Gabon : seulement 7 000 km de routes bitumées 66 ans après l’indépendance

66 ans après son indépendance, le Gabon affiche un retard important en matière d’infrastructures routières, avec à peine 7 000 kilomètres de routes bitumées, selon un constat sans appel dressé par le gouvernement dans son Plan national de croissance et de développement. Ce chiffre, modeste au regard de la superficie et des ambitions économiques du pays, illustre les limites d’un modèle de développement longtemps centré sur l’exploitation des ressources naturelles, au détriment des investissements structurants. Le réseau routier demeure inégalement réparti, concentré autour de Libreville et de quelques axes stratégiques, laissant de vastes zones enclavées.

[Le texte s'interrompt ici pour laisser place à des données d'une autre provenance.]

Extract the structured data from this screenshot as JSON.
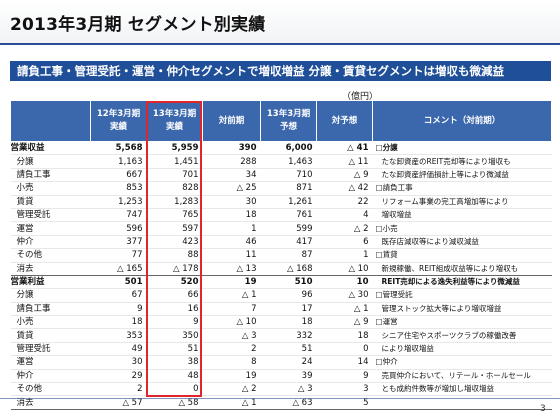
{
  "page": {
    "title": "2013年3月期 セグメント別実績",
    "banner": "請負工事・管理受託・運営・仲介セグメントで増収増益 分譲・賃貸セグメントは増収も微減益",
    "unit": "（億円）",
    "page_number": "3"
  },
  "table": {
    "headers": {
      "label": "",
      "fy12": "12年3月期\n実績",
      "fy13": "13年3月期\n実績",
      "yoy": "対前期",
      "fy14": "13年3月期\n予想",
      "vs_plan": "対予想",
      "comment": "コメント（対前期）"
    },
    "rows": [
      {
        "label": "営業収益",
        "fy12": "5,568",
        "fy13": "5,959",
        "yoy": "390",
        "fy14": "6,000",
        "vs_plan": "△ 41",
        "comment": "□分譲",
        "head": true
      },
      {
        "label": "分譲",
        "fy12": "1,163",
        "fy13": "1,451",
        "yoy": "288",
        "fy14": "1,463",
        "vs_plan": "△ 11",
        "comment": "たな卸資産のREIT売却等により増収も",
        "sub": true
      },
      {
        "label": "請負工事",
        "fy12": "667",
        "fy13": "701",
        "yoy": "34",
        "fy14": "710",
        "vs_plan": "△ 9",
        "comment": "たな卸資産評価損計上等により微減益",
        "sub": true
      },
      {
        "label": "小売",
        "fy12": "853",
        "fy13": "828",
        "yoy": "△ 25",
        "fy14": "871",
        "vs_plan": "△ 42",
        "comment": "□請負工事"
      },
      {
        "label": "賃貸",
        "fy12": "1,253",
        "fy13": "1,283",
        "yoy": "30",
        "fy14": "1,261",
        "vs_plan": "22",
        "comment": "リフォーム事業の完工高増加等により",
        "sub": true
      },
      {
        "label": "管理受託",
        "fy12": "747",
        "fy13": "765",
        "yoy": "18",
        "fy14": "761",
        "vs_plan": "4",
        "comment": "増収増益",
        "sub": true
      },
      {
        "label": "運営",
        "fy12": "596",
        "fy13": "597",
        "yoy": "1",
        "fy14": "599",
        "vs_plan": "△ 2",
        "comment": "□小売"
      },
      {
        "label": "仲介",
        "fy12": "377",
        "fy13": "423",
        "yoy": "46",
        "fy14": "417",
        "vs_plan": "6",
        "comment": "既存店減収等により減収減益",
        "sub": true
      },
      {
        "label": "その他",
        "fy12": "77",
        "fy13": "88",
        "yoy": "11",
        "fy14": "87",
        "vs_plan": "1",
        "comment": "□賃貸"
      },
      {
        "label": "消去",
        "fy12": "△ 165",
        "fy13": "△ 178",
        "yoy": "△ 13",
        "fy14": "△ 168",
        "vs_plan": "△ 10",
        "comment": "新規稼働、REIT組成収益等により増収も",
        "sub": true,
        "total": true
      },
      {
        "label": "営業利益",
        "fy12": "501",
        "fy13": "520",
        "yoy": "19",
        "fy14": "510",
        "vs_plan": "10",
        "comment": "REIT売却による逸失利益等により微減益",
        "head": true,
        "section": true,
        "sub_comment": true
      },
      {
        "label": "分譲",
        "fy12": "67",
        "fy13": "66",
        "yoy": "△ 1",
        "fy14": "96",
        "vs_plan": "△ 30",
        "comment": "□管理受託"
      },
      {
        "label": "請負工事",
        "fy12": "9",
        "fy13": "16",
        "yoy": "7",
        "fy14": "17",
        "vs_plan": "△ 1",
        "comment": "管理ストック拡大等により増収増益",
        "sub": true
      },
      {
        "label": "小売",
        "fy12": "18",
        "fy13": "9",
        "yoy": "△ 10",
        "fy14": "18",
        "vs_plan": "△ 9",
        "comment": "□運営"
      },
      {
        "label": "賃貸",
        "fy12": "353",
        "fy13": "350",
        "yoy": "△ 3",
        "fy14": "332",
        "vs_plan": "18",
        "comment": "シニア住宅やスポーツクラブの稼働改善",
        "sub": true
      },
      {
        "label": "管理受託",
        "fy12": "49",
        "fy13": "51",
        "yoy": "2",
        "fy14": "51",
        "vs_plan": "0",
        "comment": "により増収増益",
        "sub": true
      },
      {
        "label": "運営",
        "fy12": "30",
        "fy13": "38",
        "yoy": "8",
        "fy14": "24",
        "vs_plan": "14",
        "comment": "□仲介"
      },
      {
        "label": "仲介",
        "fy12": "29",
        "fy13": "48",
        "yoy": "19",
        "fy14": "39",
        "vs_plan": "9",
        "comment": "売買仲介において、リテール・ホールセール",
        "sub": true
      },
      {
        "label": "その他",
        "fy12": "2",
        "fy13": "0",
        "yoy": "△ 2",
        "fy14": "△ 3",
        "vs_plan": "3",
        "comment": "とも成約件数等が増加し増収増益",
        "sub": true
      },
      {
        "label": "消去",
        "fy12": "△ 57",
        "fy13": "△ 58",
        "yoy": "△ 1",
        "fy14": "△ 63",
        "vs_plan": "5",
        "comment": "",
        "total": true
      }
    ]
  },
  "colors": {
    "header_bg": "#3b67ad",
    "banner_bg": "#1f4f98",
    "highlight": "#e0262a"
  }
}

Sous le long règne de Omar Bongo (1967-2009), les infrastructures n’ont pas connu l’essor attendu malgré des revenus pétroliers importants. La priorité donnée à la stabilité politique et à la centralisation du pouvoir s’est traduite par un développement limité des réseaux de transport. Son successeur, Ali Bongo Ondimba, a tenté d’inverser cette tendance à travers plusieurs programmes de modernisation. Son action a notamment permis de désenclaver une partie du sud du pays, améliorant la connectivité du corridor Lambaréné – Lébamba, sans toutefois combler le déficit structurel.
Un retard et des ambitions de développement
Aujourd’hui, le réseau routier national, dont seulement 30 % est pavé, continue de freiner la mobilité des personnes et des biens. Les infrastructures ferroviaires, dominées par le Transgabonais, sont saturées et principalement tournées vers le transport minier. À cela s’ajoutent des difficultés dans les secteurs énergétique et numérique avec seulement 67 % de la population qui a accès à l’électricité, tandis que la couverture internet reste limitée en zones rurales. Les infrastructures portuaires, notamment à Owendo, souffrent de congestion et de coûts logistiques élevés, pénalisant la compétitivité économique du pays.
Face à ce constat, les nouvelles autorités entendent accélérer la transformation du pays à travers le Plan national de croissance et de développement (PNCD) 2026-2030. Ce programme ambitieux vise à moderniser et étendre le réseau routier, relier les capitales provinciales, renforcer les corridors régionaux et améliorer l’entretien des infrastructures existantes. Il prévoit également la construction de ponts, la réhabilitation de grands axes et le bitumage de centaines de kilomètres de routes. L’objectif est de réduire les fractures territoriales, stimuler la croissance et faire du Gabon un espace économique intégré, connecté et compétitif. Si ces intentions sont louables, la sécurisation des financements et surtout la mal gouvernance demeurent des défis persistants.